L.A. County Sheriff Lee Baca conducts an inspection of Men's Central Jail in Downtown Los Angeles in this photo from December 2011.
The Los Angeles Citizens Commission on Jail Violence got an inside perspective on the troubled downtown Men's Central Jail Monday during often gripping testimony from a former commander.
Retired Sheriff’s Cmdr. Robert Olmsted oversaw the lock-up for three years starting in 2006. He described sergeants transferred into the jail from street patrol who refused to do their job.
“They get pissed off, they get upset, ‘I’m better than that. My career is on hold,'" Olmsted said of the sergeants angry about the assignment. "They just lock themselves up in the office and don’t do anything.”
He said that often left deputies unsupervised, and some engaged in brutal behavior against inmates, especially in the jail’s 3000 block that houses the toughest prisoners.
The board of supervisors created the jail violence panel last fall after the FBI opened an investigation into deputy violence inside Los Angeles County lock-ups. That inquiry continues.
Long before that, Olmsted, as the jail commander, commissioned a report that found 42 deputies had 10 or more uses of force during a two-year period. Another report found that some deputies “dramatized” inmates’ behavior to justify the use of force against them, or intentionally failed to call for back up to “avoid supervisor intervention” in a beating.

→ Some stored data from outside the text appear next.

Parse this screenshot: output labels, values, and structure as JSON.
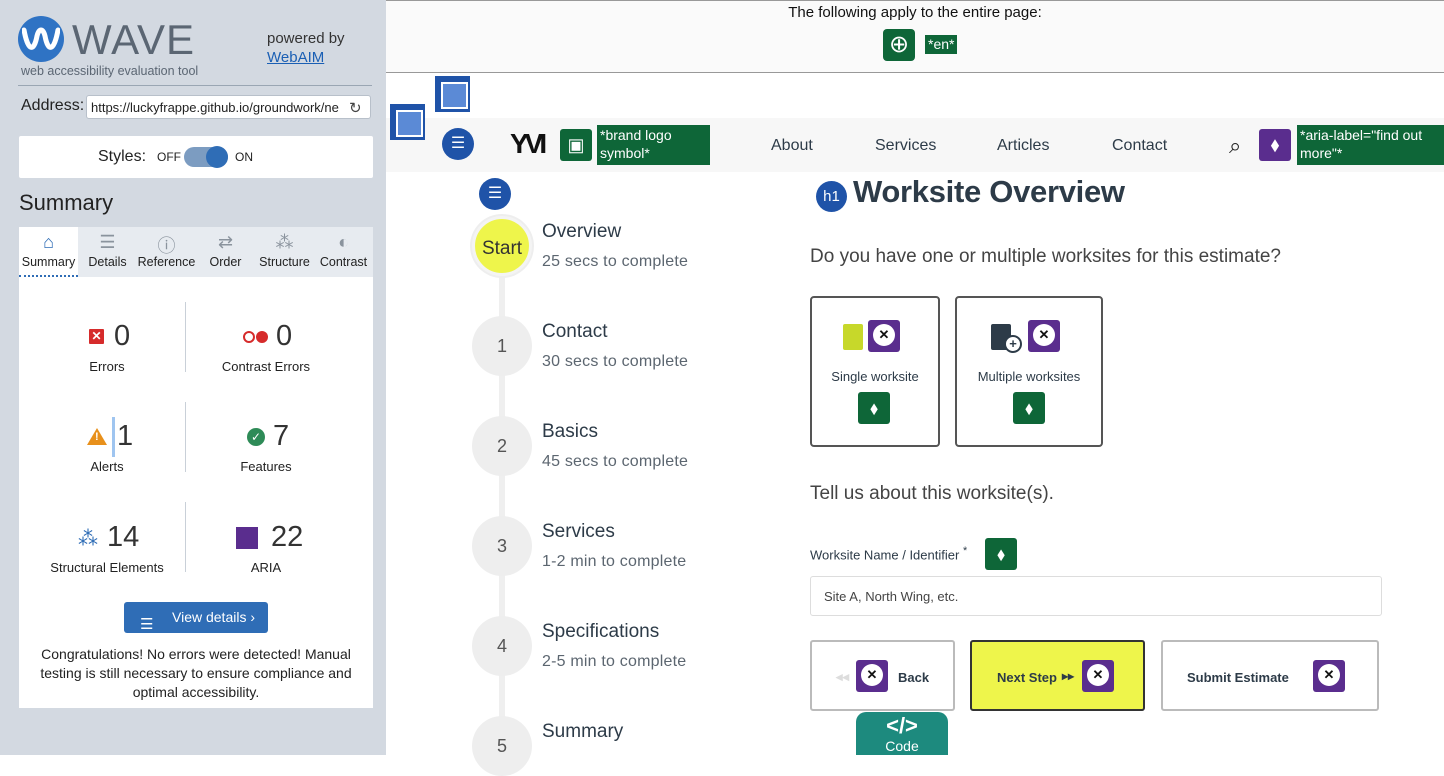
{
  "wave": {
    "logo_text": "WAVE",
    "tagline": "web accessibility evaluation tool",
    "powered_by": "powered by",
    "webaim": "WebAIM",
    "address_label": "Address:",
    "address_value": "https://luckyfrappe.github.io/groundwork/ne",
    "styles_label": "Styles:",
    "styles_off": "OFF",
    "styles_on": "ON",
    "summary_heading": "Summary",
    "tabs": [
      {
        "label": "Summary",
        "icon": "home-icon",
        "glyph": "⌂"
      },
      {
        "label": "Details",
        "icon": "list-icon",
        "glyph": "☰"
      },
      {
        "label": "Reference",
        "icon": "info-icon",
        "glyph": "ⓘ"
      },
      {
        "label": "Order",
        "icon": "order-icon",
        "glyph": "⇄"
      },
      {
        "label": "Structure",
        "icon": "structure-icon",
        "glyph": "⁂"
      },
      {
        "label": "Contrast",
        "icon": "contrast-icon",
        "glyph": "◐"
      }
    ],
    "stats": {
      "errors": {
        "value": "0",
        "label": "Errors"
      },
      "contrast": {
        "value": "0",
        "label": "Contrast Errors"
      },
      "alerts": {
        "value": "1",
        "label": "Alerts"
      },
      "features": {
        "value": "7",
        "label": "Features"
      },
      "structural": {
        "value": "14",
        "label": "Structural Elements"
      },
      "aria": {
        "value": "22",
        "label": "ARIA"
      }
    },
    "view_details": "View details ›",
    "congrats": "Congratulations! No errors were detected! Manual testing is still necessary to ensure compliance and optimal accessibility."
  },
  "page": {
    "top_note": "The following apply to the entire page:",
    "lang_tag": "*en*",
    "brand_tag": "*brand logo symbol*",
    "aria_tag": "*aria-label=\"find out more\"*",
    "nav": [
      "About",
      "Services",
      "Articles",
      "Contact"
    ],
    "steps": [
      {
        "badge": "Start",
        "title": "Overview",
        "sub": "25 secs to complete"
      },
      {
        "badge": "1",
        "title": "Contact",
        "sub": "30 secs to complete"
      },
      {
        "badge": "2",
        "title": "Basics",
        "sub": "45 secs to complete"
      },
      {
        "badge": "3",
        "title": "Services",
        "sub": "1-2 min to complete"
      },
      {
        "badge": "4",
        "title": "Specifications",
        "sub": "2-5 min to complete"
      },
      {
        "badge": "5",
        "title": "Summary",
        "sub": ""
      }
    ],
    "h1_badge": "h1",
    "heading": "Worksite Overview",
    "question": "Do you have one or multiple worksites for this estimate?",
    "options": [
      "Single worksite",
      "Multiple worksites"
    ],
    "tell": "Tell us about this worksite(s).",
    "field_label": "Worksite Name / Identifier",
    "field_required": "*",
    "field_placeholder": "Site A, North Wing, etc.",
    "buttons": {
      "back": "Back",
      "next": "Next Step",
      "submit": "Submit Estimate"
    },
    "code_label": "Code",
    "code_glyph": "</>"
  },
  "colors": {
    "wave_blue": "#2f6db6",
    "aria_purple": "#5a2d8e",
    "feature_green": "#0e6638",
    "accent_yellow": "#eef54b"
  }
}
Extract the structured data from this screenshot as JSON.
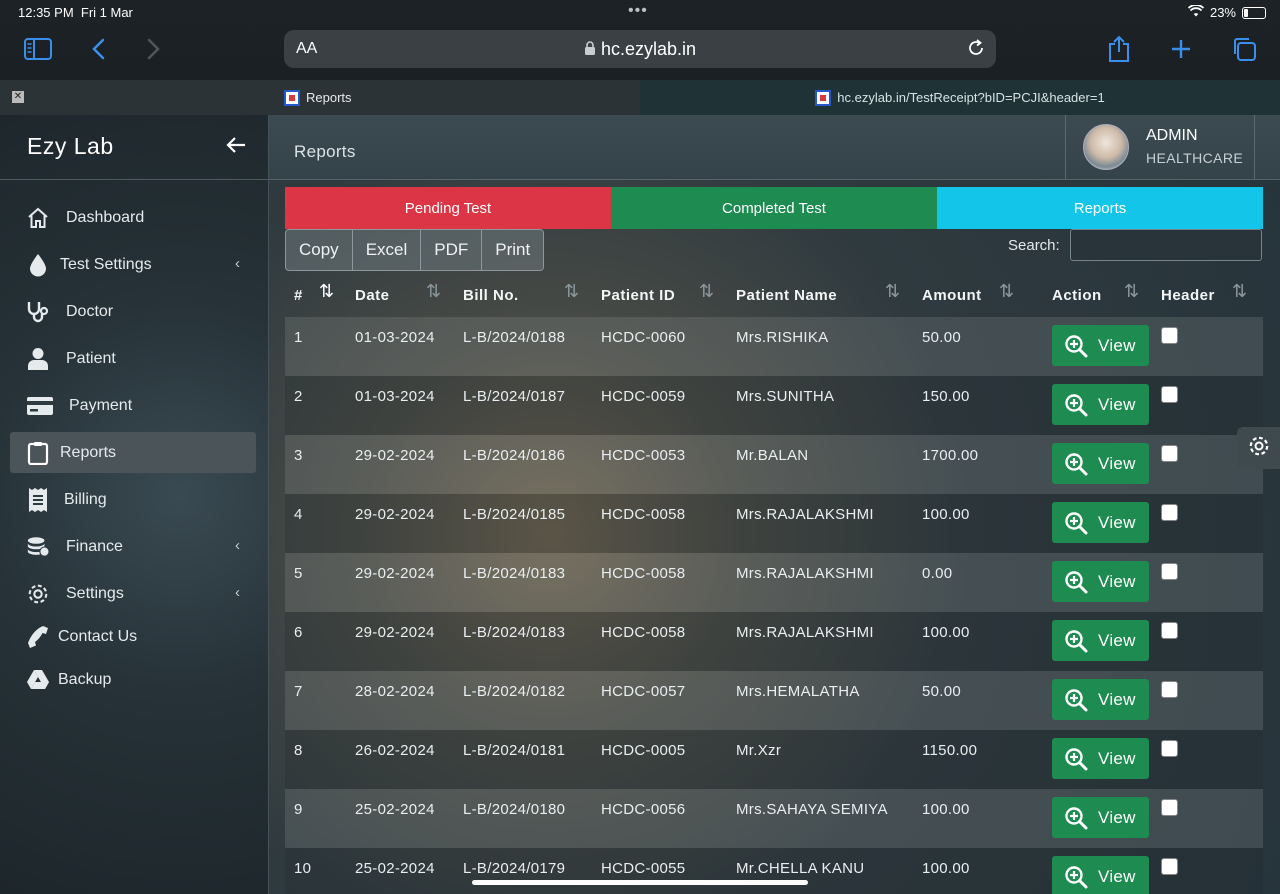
{
  "status_bar": {
    "time": "12:35 PM",
    "date": "Fri 1 Mar",
    "battery": "23%"
  },
  "browser": {
    "aa_label": "AA",
    "url": "hc.ezylab.in",
    "tabs": [
      {
        "label": "Reports"
      },
      {
        "label": "hc.ezylab.in/TestReceipt?bID=PCJI&header=1"
      }
    ]
  },
  "sidebar": {
    "brand": "Ezy Lab",
    "items": [
      {
        "label": "Dashboard",
        "icon": "home-icon"
      },
      {
        "label": "Test Settings",
        "icon": "drop-icon",
        "has_submenu": true
      },
      {
        "label": "Doctor",
        "icon": "stethoscope-icon"
      },
      {
        "label": "Patient",
        "icon": "user-icon"
      },
      {
        "label": "Payment",
        "icon": "credit-card-icon"
      },
      {
        "label": "Reports",
        "icon": "clipboard-icon",
        "active": true
      },
      {
        "label": "Billing",
        "icon": "receipt-icon"
      },
      {
        "label": "Finance",
        "icon": "coins-icon",
        "has_submenu": true
      },
      {
        "label": "Settings",
        "icon": "gear-icon",
        "has_submenu": true
      },
      {
        "label": "Contact Us",
        "icon": "phone-icon"
      },
      {
        "label": "Backup",
        "icon": "drive-icon"
      }
    ]
  },
  "header": {
    "title": "Reports",
    "user_name": "ADMIN",
    "user_org": "HEALTHCARE"
  },
  "tabs": {
    "pending": "Pending Test",
    "completed": "Completed Test",
    "reports": "Reports"
  },
  "colors": {
    "pending": "#dc3545",
    "completed": "#1e8b50",
    "reports": "#13c5e8",
    "view_button": "#1e8b50"
  },
  "export": {
    "copy": "Copy",
    "excel": "Excel",
    "pdf": "PDF",
    "print": "Print"
  },
  "search": {
    "label": "Search:",
    "value": ""
  },
  "table": {
    "columns": [
      "#",
      "Date",
      "Bill No.",
      "Patient ID",
      "Patient Name",
      "Amount",
      "Action",
      "Header"
    ],
    "view_label": "View",
    "rows": [
      {
        "no": "1",
        "date": "01-03-2024",
        "bill": "L-B/2024/0188",
        "pid": "HCDC-0060",
        "name": "Mrs.RISHIKA",
        "amount": "50.00"
      },
      {
        "no": "2",
        "date": "01-03-2024",
        "bill": "L-B/2024/0187",
        "pid": "HCDC-0059",
        "name": "Mrs.SUNITHA",
        "amount": "150.00"
      },
      {
        "no": "3",
        "date": "29-02-2024",
        "bill": "L-B/2024/0186",
        "pid": "HCDC-0053",
        "name": "Mr.BALAN",
        "amount": "1700.00"
      },
      {
        "no": "4",
        "date": "29-02-2024",
        "bill": "L-B/2024/0185",
        "pid": "HCDC-0058",
        "name": "Mrs.RAJALAKSHMI",
        "amount": "100.00"
      },
      {
        "no": "5",
        "date": "29-02-2024",
        "bill": "L-B/2024/0183",
        "pid": "HCDC-0058",
        "name": "Mrs.RAJALAKSHMI",
        "amount": "0.00"
      },
      {
        "no": "6",
        "date": "29-02-2024",
        "bill": "L-B/2024/0183",
        "pid": "HCDC-0058",
        "name": "Mrs.RAJALAKSHMI",
        "amount": "100.00"
      },
      {
        "no": "7",
        "date": "28-02-2024",
        "bill": "L-B/2024/0182",
        "pid": "HCDC-0057",
        "name": "Mrs.HEMALATHA",
        "amount": "50.00"
      },
      {
        "no": "8",
        "date": "26-02-2024",
        "bill": "L-B/2024/0181",
        "pid": "HCDC-0005",
        "name": "Mr.Xzr",
        "amount": "1150.00"
      },
      {
        "no": "9",
        "date": "25-02-2024",
        "bill": "L-B/2024/0180",
        "pid": "HCDC-0056",
        "name": "Mrs.SAHAYA SEMIYA",
        "amount": "100.00"
      },
      {
        "no": "10",
        "date": "25-02-2024",
        "bill": "L-B/2024/0179",
        "pid": "HCDC-0055",
        "name": "Mr.CHELLA KANU",
        "amount": "100.00"
      }
    ]
  }
}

Olmsted said that some supervisors — even when they arrived at incidents — failed to correct misconduct.
Two other retired sheriff’s officials, a sergeant and a lieutenant, echoed Olmsted in testimony. Each took pains to say they believed most ail deputies were good, but their descriptions of rogue and lazy colleagues were a rare instance of law enforcement officials criticizing members of their own department.
"What’s new for me is that more people from the Sheriff’s Department are coming forward,” said ACLU attorney Peter Eliasberg. He said the testimony of the former sheriff’s officials is important because most inmates are afraid to talk openly about what happens to them. Many also often don't believe inmates' stories.
The ACLU has filed a lawsuit claiming that a culture of deputy on inmate violence persists at Men’s Central Jail, which houses about 5,000 inmates. Eliasberg has said the lawsuit is needed to pressure the Sheriff Lee Baca to continue and expand reforms already under way. One concern is Baca's leadership team.
Former Federal Judge Dick Tevrizian said he's been hearing about those concerns.“Ya know I receive these anonymous communications and the term ‘Tanaka-sized’ comes up,” he said.
“Tanaka-sized” refers to Undersheriff Paul Tanaka, who essentially runs the day-to-day operations of the department. Olmsted said he hadn’t heard the term, but he said Tanaka controlled the department with an iron fist and promoted people based on loyalty, not merit.
“You’re 'in the car' — we call it 'in the car' — with Mr. Tanaka. You’re on his good side," Olmsted said. "Don’t piss him off because he’ll alienate you, and roll you up, and send you somewhere. Just ask John Clark.”
Olmsted said that when Capt. John Clark became outspoken about jail violence, Tanaka transferred him to a lesser position. Olmsted also accused the undersheriff of favoring people who contributed to his political campaigns for mayor of Gardena. Tanaka is serving his second term in that post.
Sheriff's Department Spokesman Steve Whitmore said Tanaka declined to comment. Whitmore called the allegations “pettiness.” He said Baca “controls this department.”
That runs counter to another description Olmsted offered about weekly top-level management meetings — meetings run by Tanaka.
“They have a pre-meeting before the sheriff gets there," Olmsted said. "They would go around the room [and say] ‘what’s going on in your division? Good, good, tell the sheriff that."
The former commander said people were encouraged to hide bad news from the sheriff. "Do not tell the sheriff this. Don’t say anything to the sheriff."
Baca and Tanaka are scheduled to testify before the jail violence commission in July. The panel is expected to issue its findings and recommendations for reform in September.